Visualizing Anatomy is course co-created by Julia Clift and Dr. Elizabeth Spudich, Anatomy Professor at Sidney Kimmel Medical College at Thomas Jefferson University. With a focus on training students in deeper visual perception, based on the five perceptions outlined by Betty Edwards in Drawing on the Right Side of the Brain, the program includes seven workshop sessions that are tightly coordinated with the anatomy curriculum, directly supplementing both dissection and case-based lessons. The program teaches students to distinguish subtle differences in greys and in color, recognize patterns and structural arrangements, and fluidly translate between two and three-dimensional visualizations.

Above: diagnosing through drawing student work from Visualizing Anatomy, 2016. Students drew from photographs of patients diagnosed with a disease that affects facial features. After drawing, students are asked to diagnose the particular disease. 

On April 22, four years after the birth of the partnership between Fleisher and the medical college, the growing importance of art and humanities at medical schools in the Philadelphia region was celebrated at the Frank H. Netter Symposium on Arts and Health. Fleisher, along with Elsevier and the Philadelphia Academy of Fine Arts, was a partner and provided workshops in drawing, painting, sculpture, and printmaking to symposium attendees.

Above: Guided by Fleisher teaching artist Darla Jackson, participants in the molding clay workshop at the Frank H. Netter Symposium explored one of the simplest and most responsive modeling materials. Participants exercised visual-spatial thinking and are introduced to basic sculptural concepts such as volume, plane, texture, line, and weight.

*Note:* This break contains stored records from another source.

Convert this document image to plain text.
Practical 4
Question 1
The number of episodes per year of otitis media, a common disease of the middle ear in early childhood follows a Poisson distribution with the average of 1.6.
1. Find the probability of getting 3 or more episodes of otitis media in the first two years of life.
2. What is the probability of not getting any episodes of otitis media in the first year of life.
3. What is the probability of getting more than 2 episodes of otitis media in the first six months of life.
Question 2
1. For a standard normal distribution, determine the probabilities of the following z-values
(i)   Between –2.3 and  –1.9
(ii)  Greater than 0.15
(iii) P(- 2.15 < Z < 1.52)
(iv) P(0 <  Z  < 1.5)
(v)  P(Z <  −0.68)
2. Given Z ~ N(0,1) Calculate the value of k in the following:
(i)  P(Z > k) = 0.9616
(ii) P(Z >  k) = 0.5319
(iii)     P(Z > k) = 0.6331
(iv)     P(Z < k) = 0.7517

For the Netter Symposium, Fleisher also organized a digital exhibition of artworks made by medical students and professionals. The theme of the exhibit, in honor of the influential talent of Frank H. Netter, was Human Anatomy. Over 100 pieces were submitted and the juror, Fleisher’s exhibitions manager, José Ortiz Pagán, selected finalists in five different categories: painting, drawing, crafts, sculpture, and photography. The impressive range of artworks and artists in the exhibition is itself evidence of a growing interest in the arts among medical professionals. Images from the exhibition and the award winners are featured in the video below.

Looking Ahead
This summer, the partnership will take a step forward with a pilot program designed for both students and practicing professionals. At Fleisher, this five-week workshop will provide an introduction to the visual principals and elements of art and design. With an emphasis on observation, the course will introduce technical skills in different media while encouraging intuitive self-expression. Lessons are tailored specifically to the medical audience, with goals of increasing empathy, strengthening crucial perceptual skills, and studying anatomical structures.